Experimental study on uniaxial compression mechanical properties and fracture fractal characteristics of dense sandstone under different temperature conditions
摘要
This study explores the uniaxial compression mechanical behaviors and fracture evolution of tight sandstone after high-temperature treatment (25 °C-800 °C). The results show that high temperature induces irreversible changes in rock physical properties, including regular color transition, continuous mass/density loss and P-wave velocity deterioration, and 600 °C is identified as the critical temperature for severe structural damage. Mechanical parameters including compressive strength, peak strain and elastic modulus present a three-stage evolution of enhancement (25 °C-400°C), degradation (400 °C-600°C) and partial recovery (600 °C-800°C), controlled by water evaporation, mineral transformation and thermal cracking. With the increase of temperature, tensile-dominated fracture gradually transforms into tensile-shear mixed failure, accompanied by rising spalling area and fracture complexity. Fractal analysis indicates 400 °C is the threshold of maximum fragmentation degree and energy dissipation.

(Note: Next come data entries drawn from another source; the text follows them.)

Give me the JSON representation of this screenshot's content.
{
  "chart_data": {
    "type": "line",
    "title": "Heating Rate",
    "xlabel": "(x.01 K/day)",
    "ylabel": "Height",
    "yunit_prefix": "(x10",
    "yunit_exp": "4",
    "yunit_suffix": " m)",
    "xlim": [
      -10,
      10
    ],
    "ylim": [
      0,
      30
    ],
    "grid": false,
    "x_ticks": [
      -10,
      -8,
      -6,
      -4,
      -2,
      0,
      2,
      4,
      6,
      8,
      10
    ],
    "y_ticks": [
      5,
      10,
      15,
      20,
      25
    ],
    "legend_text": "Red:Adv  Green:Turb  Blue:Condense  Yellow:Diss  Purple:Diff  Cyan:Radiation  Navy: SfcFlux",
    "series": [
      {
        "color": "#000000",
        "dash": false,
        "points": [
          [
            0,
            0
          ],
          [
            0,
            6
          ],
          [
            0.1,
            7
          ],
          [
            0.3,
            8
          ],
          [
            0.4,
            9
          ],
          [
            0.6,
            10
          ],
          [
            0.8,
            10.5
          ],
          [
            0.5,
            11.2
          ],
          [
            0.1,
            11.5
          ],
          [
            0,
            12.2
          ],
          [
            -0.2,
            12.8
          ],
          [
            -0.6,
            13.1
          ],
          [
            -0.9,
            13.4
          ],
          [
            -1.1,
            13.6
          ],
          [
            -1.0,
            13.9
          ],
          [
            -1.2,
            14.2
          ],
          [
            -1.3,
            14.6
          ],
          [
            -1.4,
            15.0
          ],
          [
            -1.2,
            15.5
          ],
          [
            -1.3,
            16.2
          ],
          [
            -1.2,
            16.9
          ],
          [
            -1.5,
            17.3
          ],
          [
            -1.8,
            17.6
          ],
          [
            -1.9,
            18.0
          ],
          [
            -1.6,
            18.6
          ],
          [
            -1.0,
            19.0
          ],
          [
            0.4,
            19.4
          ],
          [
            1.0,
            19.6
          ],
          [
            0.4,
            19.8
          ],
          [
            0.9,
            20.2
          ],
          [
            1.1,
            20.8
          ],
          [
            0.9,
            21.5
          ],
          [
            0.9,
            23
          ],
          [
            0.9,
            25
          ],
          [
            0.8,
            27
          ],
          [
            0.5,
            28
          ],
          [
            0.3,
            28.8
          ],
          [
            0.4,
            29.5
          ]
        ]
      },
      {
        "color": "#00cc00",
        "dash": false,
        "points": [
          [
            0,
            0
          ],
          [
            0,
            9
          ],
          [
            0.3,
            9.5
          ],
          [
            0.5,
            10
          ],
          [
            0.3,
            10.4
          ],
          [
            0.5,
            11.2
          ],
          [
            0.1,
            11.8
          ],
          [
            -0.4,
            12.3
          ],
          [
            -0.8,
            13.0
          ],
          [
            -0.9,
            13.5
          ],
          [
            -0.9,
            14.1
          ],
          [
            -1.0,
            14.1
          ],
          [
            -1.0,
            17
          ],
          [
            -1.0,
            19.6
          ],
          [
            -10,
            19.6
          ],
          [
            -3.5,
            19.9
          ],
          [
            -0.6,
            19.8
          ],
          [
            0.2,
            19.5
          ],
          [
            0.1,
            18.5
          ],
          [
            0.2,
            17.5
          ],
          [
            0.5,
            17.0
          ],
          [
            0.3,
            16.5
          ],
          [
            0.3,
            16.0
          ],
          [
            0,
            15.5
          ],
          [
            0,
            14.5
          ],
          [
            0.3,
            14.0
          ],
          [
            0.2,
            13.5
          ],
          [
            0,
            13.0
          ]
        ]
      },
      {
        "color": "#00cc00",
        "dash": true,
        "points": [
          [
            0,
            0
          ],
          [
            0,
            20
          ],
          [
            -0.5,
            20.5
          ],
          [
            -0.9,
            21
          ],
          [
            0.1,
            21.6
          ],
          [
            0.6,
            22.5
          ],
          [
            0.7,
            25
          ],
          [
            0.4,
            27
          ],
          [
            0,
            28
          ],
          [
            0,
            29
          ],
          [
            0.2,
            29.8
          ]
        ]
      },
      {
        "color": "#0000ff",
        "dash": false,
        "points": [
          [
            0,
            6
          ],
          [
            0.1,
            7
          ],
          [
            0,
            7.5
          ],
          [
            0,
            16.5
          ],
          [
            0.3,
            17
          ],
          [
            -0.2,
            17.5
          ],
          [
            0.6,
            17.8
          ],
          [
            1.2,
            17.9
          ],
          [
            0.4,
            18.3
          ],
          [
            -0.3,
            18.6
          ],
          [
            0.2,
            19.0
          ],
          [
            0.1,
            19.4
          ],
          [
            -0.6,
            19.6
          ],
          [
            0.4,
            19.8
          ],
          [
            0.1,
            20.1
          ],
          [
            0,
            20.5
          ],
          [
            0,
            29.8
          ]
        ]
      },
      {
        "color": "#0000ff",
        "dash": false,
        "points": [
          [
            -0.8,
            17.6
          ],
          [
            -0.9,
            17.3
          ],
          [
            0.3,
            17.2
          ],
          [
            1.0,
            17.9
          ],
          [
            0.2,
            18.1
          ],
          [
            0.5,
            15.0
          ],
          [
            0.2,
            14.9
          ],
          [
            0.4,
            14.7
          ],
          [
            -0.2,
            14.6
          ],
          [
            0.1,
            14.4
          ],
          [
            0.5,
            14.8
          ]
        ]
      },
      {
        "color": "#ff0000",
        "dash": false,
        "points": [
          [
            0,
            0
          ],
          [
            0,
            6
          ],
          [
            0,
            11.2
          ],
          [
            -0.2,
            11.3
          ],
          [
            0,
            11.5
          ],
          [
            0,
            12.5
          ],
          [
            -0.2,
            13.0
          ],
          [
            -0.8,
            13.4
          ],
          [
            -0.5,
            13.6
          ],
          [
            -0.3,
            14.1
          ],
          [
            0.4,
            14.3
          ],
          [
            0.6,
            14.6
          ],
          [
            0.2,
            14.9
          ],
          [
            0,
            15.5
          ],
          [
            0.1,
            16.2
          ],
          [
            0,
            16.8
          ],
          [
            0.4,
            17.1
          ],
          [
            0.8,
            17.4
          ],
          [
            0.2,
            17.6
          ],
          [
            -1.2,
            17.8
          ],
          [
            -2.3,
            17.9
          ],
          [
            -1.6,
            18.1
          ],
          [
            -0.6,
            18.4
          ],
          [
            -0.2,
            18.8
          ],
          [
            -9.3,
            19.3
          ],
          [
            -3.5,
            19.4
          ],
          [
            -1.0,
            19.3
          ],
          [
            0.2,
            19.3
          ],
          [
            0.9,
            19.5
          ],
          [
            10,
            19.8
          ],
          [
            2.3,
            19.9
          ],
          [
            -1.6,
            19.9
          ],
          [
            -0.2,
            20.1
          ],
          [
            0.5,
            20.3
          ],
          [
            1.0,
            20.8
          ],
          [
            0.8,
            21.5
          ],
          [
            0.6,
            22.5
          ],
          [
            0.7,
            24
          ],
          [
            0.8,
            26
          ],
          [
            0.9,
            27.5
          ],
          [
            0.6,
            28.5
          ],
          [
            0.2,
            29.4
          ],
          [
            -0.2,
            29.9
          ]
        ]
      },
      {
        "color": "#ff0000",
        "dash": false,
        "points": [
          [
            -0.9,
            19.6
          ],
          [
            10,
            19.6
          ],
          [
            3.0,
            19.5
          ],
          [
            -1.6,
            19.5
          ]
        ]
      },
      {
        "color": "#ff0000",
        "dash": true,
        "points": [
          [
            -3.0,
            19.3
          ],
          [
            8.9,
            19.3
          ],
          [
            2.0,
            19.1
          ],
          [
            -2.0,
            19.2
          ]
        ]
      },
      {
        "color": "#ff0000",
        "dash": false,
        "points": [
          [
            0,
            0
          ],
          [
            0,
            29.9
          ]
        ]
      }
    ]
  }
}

Multi-index acoustic emission results reveal non-monotonic variations of cumulative energy and b-value, and the correlation dimension reflects the transition from disordered microcracking to ordered macro-fracture propagation. RA-AF analysis verifies the increased proportion of shear cracks under high temperature. Microscopic tests demonstrate that quartz phase transition, clay decomposition and differential thermal expansion dominate the macroscopic thermal response. This study defines 400 °C and 600 °C as two key critical temperatures, and provides theoretical support for the stability evaluation of deep high-temperature engineering such as geothermal exploitation and nuclear waste disposal.